Commerce Secretary Wilbur Ross praised President Trump for a trip to Saudi Arabia that was so successful it didn't draw a single protester.

One problem: Protests are illegal in Saudi Arabia.

In an interview Monday with CNBC, Ross said he found it "fascinating" that there was not a "single hint" of protests during Trump's visit to the kingdom.

"Not one guy with a bad placard," Ross observed.

Interviewer Becky Quick pointed out that the reason might not be as simple as Ross seemed to suggest.

"That may not be necessarily because they don't have those feelings there, but because they control people and don't allow them to come and express their feelings quite the same as we do here," she said.

Ross told Quick that her point could be true "in theory."

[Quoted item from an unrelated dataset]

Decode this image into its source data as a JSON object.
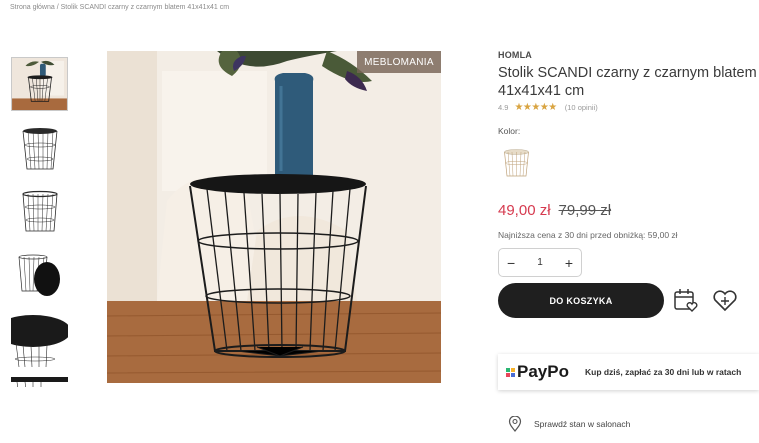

"But boy, there was certainly no sign of it, there wasn't a single effort of any incursion," he said. "There wasn't anything. The mood was a genuinely good mood."

Related: Tillerson holds briefing in Saudi Arabia without US press

The kingdom banned protests and marches in March 2011, during the Arab Spring, the series of pro-democracy demonstrations in North Africa and the Middle East. That ruling formalized what was already a criminal offense in Saudi Arabia, according to Human Rights Watch.

"Secretary Ross's remarks demonstrate a complete lack of understanding of the situation on the ground in Saudi Arabia," said Adam Coogle, a Middle East researcher for the organization. Coogle said anyone who engages in public protest can be jailed for up to 15 years.

"There is no tolerance for public dissent in Saudi Arabia," he added.

Ross' office declined further comment.

The Saudi government has continued to crack down on dissidents in the years since the Arab Spring.

In early 2013, about 160 people were arrested by Saudi security forces after they protested other jailings in the country.

Later that year, the Saudi interior minister warned against women who were caught flouting its ban on women drivers.